Earn sponsorships and monetization deals while having my choice of freelance gigs for all my dream publications.
But it stagnated and is now on a downward trend. Any engagement I get, especially from screenshotted snippets I cross-post to other social media platforms, is filled with men familiar with my role on Sausage Talk taking to the comments and asking me to deepthroat a myriad of phallic-shaped foods.
“Stop acting like all your dreams need to be manifested before you’ve even had a chance to strive for them,” Aida scolds.
“Stop being so reasonable, it’s killing my vibe.”
She smiles, giving my cheek a light smack. “Eva Kitt, you’re the next Anderson Cooper, I can feel it. You’re already halfway there with your hair.” She fluffs my platinum-bleached tresses.
I roll my eyes, face twisting into a sour grin. I’m delusional, but not that delusional. “Whatever you say.”
“That’s the dispassionate spirit! See you later, dickhead.” She jogs down the stairs to catch her train.
Ducking my chin against a sharp autumn breeze, I trudge the remaining blocks to my building. I huff up the five flights to my matchbox-sized apartment, stripping off my scarf and coat and dropping them to the floor as I flick on all the lights.
My place, which at one time felt significant and special to early-twenties-me, is sad and pitiful in the tepid October evening light.
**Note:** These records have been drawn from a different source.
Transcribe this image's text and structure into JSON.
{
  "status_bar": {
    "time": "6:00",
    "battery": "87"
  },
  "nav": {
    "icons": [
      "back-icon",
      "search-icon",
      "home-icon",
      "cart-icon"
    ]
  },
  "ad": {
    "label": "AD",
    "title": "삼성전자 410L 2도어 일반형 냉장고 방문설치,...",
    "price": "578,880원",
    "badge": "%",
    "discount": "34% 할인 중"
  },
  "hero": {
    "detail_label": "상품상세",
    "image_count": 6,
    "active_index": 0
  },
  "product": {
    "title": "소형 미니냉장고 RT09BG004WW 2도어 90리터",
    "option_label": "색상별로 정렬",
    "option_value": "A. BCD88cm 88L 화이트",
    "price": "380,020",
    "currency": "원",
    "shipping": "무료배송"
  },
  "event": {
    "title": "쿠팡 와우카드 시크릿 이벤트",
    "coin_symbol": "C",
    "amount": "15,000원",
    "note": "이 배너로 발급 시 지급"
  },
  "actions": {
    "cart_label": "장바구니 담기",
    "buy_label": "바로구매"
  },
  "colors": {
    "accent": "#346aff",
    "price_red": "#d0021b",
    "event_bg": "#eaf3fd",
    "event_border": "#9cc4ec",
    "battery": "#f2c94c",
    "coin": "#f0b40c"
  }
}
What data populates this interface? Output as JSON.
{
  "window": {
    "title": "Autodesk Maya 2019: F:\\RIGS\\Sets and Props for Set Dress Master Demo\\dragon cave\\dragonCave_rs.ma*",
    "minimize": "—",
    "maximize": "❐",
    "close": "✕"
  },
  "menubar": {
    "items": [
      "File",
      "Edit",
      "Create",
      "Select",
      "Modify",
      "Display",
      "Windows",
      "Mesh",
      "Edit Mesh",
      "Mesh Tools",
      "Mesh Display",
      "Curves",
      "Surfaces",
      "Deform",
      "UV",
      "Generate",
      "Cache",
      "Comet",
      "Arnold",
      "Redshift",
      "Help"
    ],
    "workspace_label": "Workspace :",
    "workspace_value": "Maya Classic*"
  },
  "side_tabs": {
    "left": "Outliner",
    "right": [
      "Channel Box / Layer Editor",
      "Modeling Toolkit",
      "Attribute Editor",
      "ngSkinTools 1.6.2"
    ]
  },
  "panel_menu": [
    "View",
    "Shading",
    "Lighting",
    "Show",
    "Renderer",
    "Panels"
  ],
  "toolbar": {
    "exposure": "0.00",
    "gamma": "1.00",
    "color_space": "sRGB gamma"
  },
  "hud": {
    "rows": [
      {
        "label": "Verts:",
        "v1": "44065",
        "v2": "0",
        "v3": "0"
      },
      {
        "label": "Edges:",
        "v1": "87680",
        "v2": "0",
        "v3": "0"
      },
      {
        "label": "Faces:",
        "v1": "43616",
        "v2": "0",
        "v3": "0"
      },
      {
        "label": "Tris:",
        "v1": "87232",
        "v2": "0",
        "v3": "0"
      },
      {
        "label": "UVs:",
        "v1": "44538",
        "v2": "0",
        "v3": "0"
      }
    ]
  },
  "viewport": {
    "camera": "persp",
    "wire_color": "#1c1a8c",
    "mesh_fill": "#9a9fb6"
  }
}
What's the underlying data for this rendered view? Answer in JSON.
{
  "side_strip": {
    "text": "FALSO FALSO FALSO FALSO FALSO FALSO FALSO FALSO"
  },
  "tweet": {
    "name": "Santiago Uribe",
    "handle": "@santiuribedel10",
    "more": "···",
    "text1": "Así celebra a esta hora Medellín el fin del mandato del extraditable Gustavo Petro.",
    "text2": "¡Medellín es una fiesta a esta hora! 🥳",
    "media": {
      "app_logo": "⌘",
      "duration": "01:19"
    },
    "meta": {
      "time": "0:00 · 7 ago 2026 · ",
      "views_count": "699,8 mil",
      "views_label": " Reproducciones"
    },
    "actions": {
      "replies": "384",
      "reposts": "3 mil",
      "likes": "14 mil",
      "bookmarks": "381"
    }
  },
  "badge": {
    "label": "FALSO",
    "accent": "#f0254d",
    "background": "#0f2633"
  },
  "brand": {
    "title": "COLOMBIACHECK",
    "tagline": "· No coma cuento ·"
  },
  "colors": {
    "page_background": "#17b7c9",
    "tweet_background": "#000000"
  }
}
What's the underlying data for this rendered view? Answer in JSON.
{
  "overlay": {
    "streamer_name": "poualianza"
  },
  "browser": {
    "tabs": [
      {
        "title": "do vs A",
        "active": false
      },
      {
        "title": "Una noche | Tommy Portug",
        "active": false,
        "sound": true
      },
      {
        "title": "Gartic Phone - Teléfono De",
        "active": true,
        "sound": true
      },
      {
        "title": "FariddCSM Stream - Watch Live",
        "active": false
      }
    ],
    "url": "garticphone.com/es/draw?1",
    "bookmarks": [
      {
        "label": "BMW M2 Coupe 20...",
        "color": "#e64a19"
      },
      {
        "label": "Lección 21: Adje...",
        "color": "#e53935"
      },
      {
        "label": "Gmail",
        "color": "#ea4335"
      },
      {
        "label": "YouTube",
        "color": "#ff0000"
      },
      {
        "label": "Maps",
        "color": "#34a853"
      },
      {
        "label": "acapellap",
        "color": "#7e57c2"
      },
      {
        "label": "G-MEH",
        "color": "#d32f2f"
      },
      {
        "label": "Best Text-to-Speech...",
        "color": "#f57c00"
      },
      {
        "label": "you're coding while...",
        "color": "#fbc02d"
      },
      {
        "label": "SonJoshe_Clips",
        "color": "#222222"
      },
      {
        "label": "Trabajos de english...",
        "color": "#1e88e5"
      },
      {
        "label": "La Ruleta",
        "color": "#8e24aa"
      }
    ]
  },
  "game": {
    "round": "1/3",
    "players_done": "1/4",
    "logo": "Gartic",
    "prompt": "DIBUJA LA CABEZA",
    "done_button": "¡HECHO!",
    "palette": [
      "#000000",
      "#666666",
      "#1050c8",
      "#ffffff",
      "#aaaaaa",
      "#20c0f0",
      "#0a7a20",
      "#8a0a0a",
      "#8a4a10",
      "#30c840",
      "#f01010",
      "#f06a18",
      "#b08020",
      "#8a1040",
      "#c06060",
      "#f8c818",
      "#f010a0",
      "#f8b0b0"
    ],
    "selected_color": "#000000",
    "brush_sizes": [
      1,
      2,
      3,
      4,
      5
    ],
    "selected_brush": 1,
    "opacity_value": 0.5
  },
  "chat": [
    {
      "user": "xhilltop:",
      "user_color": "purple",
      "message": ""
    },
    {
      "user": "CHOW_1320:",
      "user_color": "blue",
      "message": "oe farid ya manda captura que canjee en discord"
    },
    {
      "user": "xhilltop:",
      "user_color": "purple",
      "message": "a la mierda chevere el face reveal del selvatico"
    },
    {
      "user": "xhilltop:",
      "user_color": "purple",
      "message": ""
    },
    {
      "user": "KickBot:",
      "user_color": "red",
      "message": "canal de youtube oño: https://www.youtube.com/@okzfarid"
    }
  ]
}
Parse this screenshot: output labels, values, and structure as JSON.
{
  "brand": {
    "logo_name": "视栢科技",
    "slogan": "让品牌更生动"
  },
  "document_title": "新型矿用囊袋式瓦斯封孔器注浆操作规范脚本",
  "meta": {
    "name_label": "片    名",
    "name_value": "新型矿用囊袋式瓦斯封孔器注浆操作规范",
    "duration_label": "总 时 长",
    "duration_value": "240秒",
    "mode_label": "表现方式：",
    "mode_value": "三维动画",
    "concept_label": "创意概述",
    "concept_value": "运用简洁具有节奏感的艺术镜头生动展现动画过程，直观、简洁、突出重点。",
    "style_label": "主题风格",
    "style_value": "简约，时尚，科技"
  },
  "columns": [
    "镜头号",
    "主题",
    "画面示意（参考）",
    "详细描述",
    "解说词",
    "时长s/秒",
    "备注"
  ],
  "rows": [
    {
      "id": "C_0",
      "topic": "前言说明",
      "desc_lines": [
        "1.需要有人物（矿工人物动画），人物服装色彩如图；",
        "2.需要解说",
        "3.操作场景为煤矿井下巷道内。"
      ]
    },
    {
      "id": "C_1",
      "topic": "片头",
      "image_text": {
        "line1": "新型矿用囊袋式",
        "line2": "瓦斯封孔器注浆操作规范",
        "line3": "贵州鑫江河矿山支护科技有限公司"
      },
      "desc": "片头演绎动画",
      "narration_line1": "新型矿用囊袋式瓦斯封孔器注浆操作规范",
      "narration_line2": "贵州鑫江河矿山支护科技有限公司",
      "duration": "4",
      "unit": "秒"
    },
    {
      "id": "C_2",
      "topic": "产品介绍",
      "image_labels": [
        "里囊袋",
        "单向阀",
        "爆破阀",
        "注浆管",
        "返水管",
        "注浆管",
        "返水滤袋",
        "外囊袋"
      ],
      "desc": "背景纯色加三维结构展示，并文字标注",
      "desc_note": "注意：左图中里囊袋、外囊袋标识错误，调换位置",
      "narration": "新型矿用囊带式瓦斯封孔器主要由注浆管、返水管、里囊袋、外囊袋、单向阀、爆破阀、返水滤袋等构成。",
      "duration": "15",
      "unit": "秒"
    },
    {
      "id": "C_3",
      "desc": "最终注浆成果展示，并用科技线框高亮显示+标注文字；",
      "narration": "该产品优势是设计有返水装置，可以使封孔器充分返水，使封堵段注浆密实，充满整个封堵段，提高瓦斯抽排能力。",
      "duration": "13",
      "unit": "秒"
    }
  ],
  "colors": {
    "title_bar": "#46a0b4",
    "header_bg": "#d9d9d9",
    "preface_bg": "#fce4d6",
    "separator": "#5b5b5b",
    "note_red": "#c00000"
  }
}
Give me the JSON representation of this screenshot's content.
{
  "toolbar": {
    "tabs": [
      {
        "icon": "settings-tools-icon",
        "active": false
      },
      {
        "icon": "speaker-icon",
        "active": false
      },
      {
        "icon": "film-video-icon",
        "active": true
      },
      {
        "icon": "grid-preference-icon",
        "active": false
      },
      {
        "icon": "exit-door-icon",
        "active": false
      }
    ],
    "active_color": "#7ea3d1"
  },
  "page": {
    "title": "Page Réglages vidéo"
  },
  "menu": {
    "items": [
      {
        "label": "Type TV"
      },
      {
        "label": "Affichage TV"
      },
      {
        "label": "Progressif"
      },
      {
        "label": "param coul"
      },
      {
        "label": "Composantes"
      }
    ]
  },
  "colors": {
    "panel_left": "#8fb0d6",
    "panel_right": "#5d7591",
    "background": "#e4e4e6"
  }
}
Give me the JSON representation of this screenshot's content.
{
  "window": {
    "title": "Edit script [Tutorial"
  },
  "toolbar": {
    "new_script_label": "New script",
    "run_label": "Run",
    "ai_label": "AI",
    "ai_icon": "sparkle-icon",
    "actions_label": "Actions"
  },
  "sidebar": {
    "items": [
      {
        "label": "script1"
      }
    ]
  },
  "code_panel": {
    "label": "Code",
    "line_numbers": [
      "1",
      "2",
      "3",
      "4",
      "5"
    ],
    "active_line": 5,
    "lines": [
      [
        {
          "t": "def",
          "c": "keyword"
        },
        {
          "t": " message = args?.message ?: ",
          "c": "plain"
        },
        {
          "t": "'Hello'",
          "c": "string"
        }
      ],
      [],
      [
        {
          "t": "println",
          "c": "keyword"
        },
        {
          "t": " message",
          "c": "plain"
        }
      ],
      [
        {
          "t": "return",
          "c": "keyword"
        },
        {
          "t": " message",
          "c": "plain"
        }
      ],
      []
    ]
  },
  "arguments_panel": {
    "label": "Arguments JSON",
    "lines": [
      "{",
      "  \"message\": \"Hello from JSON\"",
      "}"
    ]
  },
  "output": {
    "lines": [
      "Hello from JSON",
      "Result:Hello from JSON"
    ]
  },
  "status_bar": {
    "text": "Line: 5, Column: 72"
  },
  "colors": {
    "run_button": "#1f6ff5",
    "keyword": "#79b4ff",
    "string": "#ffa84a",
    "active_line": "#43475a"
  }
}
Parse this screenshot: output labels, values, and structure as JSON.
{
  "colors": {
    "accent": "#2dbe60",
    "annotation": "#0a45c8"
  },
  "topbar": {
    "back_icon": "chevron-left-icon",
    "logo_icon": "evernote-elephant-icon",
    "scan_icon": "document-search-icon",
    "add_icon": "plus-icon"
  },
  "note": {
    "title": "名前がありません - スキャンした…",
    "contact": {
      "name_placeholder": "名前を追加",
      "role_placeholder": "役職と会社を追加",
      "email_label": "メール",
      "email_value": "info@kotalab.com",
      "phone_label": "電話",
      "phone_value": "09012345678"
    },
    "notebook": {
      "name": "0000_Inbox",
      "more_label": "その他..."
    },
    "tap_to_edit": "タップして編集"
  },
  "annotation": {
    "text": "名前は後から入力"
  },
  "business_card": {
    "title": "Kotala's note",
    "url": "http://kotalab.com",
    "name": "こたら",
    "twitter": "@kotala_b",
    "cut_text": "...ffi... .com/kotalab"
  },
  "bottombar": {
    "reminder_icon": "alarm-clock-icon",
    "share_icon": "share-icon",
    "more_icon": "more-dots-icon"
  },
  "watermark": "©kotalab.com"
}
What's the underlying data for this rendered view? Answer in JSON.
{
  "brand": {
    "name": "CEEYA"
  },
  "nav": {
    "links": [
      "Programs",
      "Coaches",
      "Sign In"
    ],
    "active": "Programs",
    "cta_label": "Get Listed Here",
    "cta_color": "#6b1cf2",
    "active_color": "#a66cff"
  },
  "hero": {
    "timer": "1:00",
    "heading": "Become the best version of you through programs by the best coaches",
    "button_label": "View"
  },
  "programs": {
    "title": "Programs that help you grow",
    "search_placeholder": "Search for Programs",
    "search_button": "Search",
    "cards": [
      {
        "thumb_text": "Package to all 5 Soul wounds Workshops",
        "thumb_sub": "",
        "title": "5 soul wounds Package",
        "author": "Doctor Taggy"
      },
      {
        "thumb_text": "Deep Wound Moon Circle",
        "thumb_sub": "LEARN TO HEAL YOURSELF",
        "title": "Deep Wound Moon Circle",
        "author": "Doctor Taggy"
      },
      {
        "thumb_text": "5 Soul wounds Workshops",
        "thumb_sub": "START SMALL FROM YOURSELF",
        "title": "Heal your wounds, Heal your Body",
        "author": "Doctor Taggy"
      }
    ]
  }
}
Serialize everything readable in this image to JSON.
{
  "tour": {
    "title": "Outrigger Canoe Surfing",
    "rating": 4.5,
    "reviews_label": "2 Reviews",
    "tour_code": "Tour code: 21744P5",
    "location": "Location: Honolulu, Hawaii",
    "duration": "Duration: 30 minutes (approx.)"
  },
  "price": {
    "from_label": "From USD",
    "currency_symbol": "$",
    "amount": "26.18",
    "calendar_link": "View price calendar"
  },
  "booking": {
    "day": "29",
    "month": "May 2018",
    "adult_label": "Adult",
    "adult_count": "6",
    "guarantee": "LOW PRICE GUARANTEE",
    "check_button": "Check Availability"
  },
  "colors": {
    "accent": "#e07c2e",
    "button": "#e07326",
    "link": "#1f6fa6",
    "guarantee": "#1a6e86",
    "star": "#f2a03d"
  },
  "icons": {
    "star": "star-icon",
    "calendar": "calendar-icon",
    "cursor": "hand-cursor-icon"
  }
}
The popcorn walls are stale gray, a color that artfully reflects my sense of self, and my hand-me-down furniture isn’t as quaint as it once was.
When you’re nearing thirty, without the automatic confidence boost of fully being and embracing and loving thirty, your thrifted, cigarette-and-vanilla-scented velvet green couch isn’t the hipster, art-nouveau centerpiece you thought it was.
I’ve technically lived alone in my cramped one-bedroom since college, but it’s only within the past year or so that I’ve actually felt lonely .
Those first few years after graduating were filled with a restless hope shared among my friends, a stream of them crashing on my couch for months at a time as they waded from one situation to another until they found their footing.
I didn’t even pretend to be annoyed at having squatters.
I loved coming home to Donna stretched out on my carpet, crystals and tarot cards flung around her as she’d excitedly tell me about an energy shift or new reading for the day.
Or Ray with a drama-filled Grindr incident he’d relay over mouthfuls of takeout.
Even Aida had a not-so-put-together phase of unemployment before Soundbites where she’d alternate between manically cleaning my tiny apartment and moping on my couch.
Despite her cloud of restlessness, every night ended up having a giddy, slumber-party feel for the six months she stayed with me.
But Donna migrated upstate where the energy was clearer, and Ray truly found The Ones and moved to Queens with his throuple and some sourdough starters, and Aida worked her way up to media producer, eventually getting me a writing gig for the celebrities and entertainment section—which was supposed to be temporary—that somehow morphed into me shoving dick-esque foods in my mouth and outwardly displaying my misery for laughs.